136. A cell comprising a composition of claim 121.

137.-143. (canceled)

144. A composition comprising the cell of claim 136.

145. A pharmaceutical composition comprising a composition of claim 121 and a pharmaceutically-acceptable carrier.

146.-151. (canceled)

152. A method of treating a disease or a disorder, comprising administering to a subject an effective amount of a fusion protein of claim 1, wherein a severity of a sign or symptom of the disease or disorder is decreased, thereby treating the disease or disorder.

153. (canceled)

154. The method of claim 152, wherein the disease or disorder comprises one or more of an autoimmune disease or disorder; an inflammatory disease or disorder; an immunodeficiency disease or disorder; an ischemic disease or disorder; a blood disease or disorder; a bone disease or disorder; a neurological disease or disorder; a cardiac disease or disorder; a vascular disease or disorder; a metabolic disease or disorder; a dermatological disease or disorder; a digestive disease or disorder; a mitochondrial disease or disorder; a muscle disease or disorder; a liver disease or disorder; a kidney disease or disorder; a hearing disease or disorder; an ophthalmic disease or disorder; and a proliferative disease or disorder.

155.-157. (canceled)

158. A cell comprising the nucleic acid of claim 42.

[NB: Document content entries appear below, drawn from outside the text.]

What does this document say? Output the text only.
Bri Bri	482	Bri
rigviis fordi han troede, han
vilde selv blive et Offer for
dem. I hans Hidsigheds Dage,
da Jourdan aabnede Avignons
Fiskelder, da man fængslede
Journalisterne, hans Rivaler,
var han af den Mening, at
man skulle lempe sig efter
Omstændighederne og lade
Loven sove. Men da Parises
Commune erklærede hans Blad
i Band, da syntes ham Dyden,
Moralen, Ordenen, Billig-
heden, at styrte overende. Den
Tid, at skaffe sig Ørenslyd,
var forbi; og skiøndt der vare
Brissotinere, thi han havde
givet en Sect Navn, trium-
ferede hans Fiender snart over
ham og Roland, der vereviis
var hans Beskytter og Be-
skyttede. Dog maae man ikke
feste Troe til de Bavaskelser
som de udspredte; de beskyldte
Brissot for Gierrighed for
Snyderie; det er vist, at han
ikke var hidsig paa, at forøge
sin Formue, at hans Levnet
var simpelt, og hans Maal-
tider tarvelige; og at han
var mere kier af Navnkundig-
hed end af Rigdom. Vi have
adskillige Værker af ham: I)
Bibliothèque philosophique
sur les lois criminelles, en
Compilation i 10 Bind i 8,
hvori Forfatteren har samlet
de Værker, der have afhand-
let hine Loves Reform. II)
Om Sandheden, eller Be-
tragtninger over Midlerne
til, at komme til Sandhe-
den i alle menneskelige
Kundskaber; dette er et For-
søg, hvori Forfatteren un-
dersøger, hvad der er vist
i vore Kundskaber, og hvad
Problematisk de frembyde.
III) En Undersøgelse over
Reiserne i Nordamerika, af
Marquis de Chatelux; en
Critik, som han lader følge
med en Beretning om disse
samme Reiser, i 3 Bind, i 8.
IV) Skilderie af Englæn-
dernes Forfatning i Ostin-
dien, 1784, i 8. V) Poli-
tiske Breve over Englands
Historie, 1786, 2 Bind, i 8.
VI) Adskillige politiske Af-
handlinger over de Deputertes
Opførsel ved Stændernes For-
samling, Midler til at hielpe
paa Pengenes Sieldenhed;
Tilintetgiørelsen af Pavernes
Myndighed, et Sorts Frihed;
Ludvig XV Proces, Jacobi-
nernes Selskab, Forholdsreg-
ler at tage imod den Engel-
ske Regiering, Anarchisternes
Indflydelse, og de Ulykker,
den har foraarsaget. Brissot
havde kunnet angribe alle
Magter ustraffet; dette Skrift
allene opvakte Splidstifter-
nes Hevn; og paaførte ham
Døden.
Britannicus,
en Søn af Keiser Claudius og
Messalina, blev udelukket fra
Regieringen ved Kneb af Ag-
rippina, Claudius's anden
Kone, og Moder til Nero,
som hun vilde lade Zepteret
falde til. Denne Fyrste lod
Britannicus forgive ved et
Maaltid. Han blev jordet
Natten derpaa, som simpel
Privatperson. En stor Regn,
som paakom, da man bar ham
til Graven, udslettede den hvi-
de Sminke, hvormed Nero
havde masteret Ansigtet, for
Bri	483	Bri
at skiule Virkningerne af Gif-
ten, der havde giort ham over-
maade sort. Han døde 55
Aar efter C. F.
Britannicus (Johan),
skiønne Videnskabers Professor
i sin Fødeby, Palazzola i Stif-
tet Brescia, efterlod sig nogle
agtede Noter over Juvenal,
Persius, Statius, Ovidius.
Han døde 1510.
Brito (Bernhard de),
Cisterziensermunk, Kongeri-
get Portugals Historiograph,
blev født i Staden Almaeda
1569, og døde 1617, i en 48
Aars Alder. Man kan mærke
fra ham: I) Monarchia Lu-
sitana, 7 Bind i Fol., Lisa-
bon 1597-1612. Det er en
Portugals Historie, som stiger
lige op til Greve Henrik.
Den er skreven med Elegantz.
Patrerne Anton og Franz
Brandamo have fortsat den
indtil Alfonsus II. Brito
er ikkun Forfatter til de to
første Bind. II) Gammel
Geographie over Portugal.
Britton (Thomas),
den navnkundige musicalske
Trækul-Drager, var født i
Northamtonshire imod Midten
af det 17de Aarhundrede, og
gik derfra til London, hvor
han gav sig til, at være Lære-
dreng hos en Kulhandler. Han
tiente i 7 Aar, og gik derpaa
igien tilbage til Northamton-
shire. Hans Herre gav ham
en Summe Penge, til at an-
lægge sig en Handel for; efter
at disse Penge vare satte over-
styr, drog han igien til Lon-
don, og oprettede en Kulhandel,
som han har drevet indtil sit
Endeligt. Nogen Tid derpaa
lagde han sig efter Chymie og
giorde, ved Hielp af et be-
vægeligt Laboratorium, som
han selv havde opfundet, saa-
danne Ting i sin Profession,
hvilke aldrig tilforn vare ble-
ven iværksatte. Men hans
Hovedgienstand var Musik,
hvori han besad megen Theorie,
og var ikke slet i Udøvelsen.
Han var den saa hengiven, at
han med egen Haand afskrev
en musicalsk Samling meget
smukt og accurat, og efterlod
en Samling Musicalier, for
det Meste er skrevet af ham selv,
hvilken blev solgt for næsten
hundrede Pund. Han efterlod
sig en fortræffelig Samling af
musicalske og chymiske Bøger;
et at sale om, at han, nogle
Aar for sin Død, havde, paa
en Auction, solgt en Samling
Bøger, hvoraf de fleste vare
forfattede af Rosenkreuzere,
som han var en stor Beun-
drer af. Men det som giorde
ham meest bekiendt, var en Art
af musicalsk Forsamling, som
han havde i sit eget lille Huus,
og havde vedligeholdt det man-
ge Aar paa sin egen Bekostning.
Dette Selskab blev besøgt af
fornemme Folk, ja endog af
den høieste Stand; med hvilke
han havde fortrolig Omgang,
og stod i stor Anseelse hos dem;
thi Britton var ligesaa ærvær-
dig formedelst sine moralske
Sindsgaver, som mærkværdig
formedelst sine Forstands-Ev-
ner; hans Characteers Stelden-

159. A cell comprising the vector of claim 50.

160. A composition comprising the fusion protein of claim 1.

161. A composition comprising the nucleic acid of claim 42.

162. A composition comprising the vector of claim 50.

163. A cell comprising the nucleic acid of claim 96.

164. A cell comprising the vector of claim 104.

165. A composition comprising the fusion protein of claim 66.

166. A composition comprising the nucleic acid of claim 96.

167. A composition comprising the vector of claim 104.

168. A method of treating a disease or a disorder, comprising administering to a subject an effective amount of the nucleic acid of claim 42, wherein a severity of a sign or symptom of the disease or disorder is decreased, thereby treating the disease or disorder.

169. A method of treating a disease or a disorder, comprising administering to a subject an effective amount of the vector of claim 50, wherein a severity of a sign or symptom of the disease or disorder is decreased, thereby treating the disease or disorder.

170. A method of treating a disease or a disorder, comprising administering to a subject an effective amount of the cell of claim 56, wherein a severity of a sign or symptom of the disease or disorder is decreased, thereby treating the disease or disorder.

171. A method of treating a disease or a disorder, comprising administering to a subject an effective amount of the composition of claim 64, wherein a severity of a sign or symptom of the disease or disorder is decreased, thereby treating the disease or disorder.

172. A method of treating a disease or a disorder, comprising administering to a subject an effective amount of the pharmaceutical composition of claim 145, wherein a severity of a sign or symptom of the disease or disorder is decreased, thereby treating the disease or disorder.

173. A pharmaceutical composition comprising a composition of claim 144 and a pharmaceutically-acceptable carrier.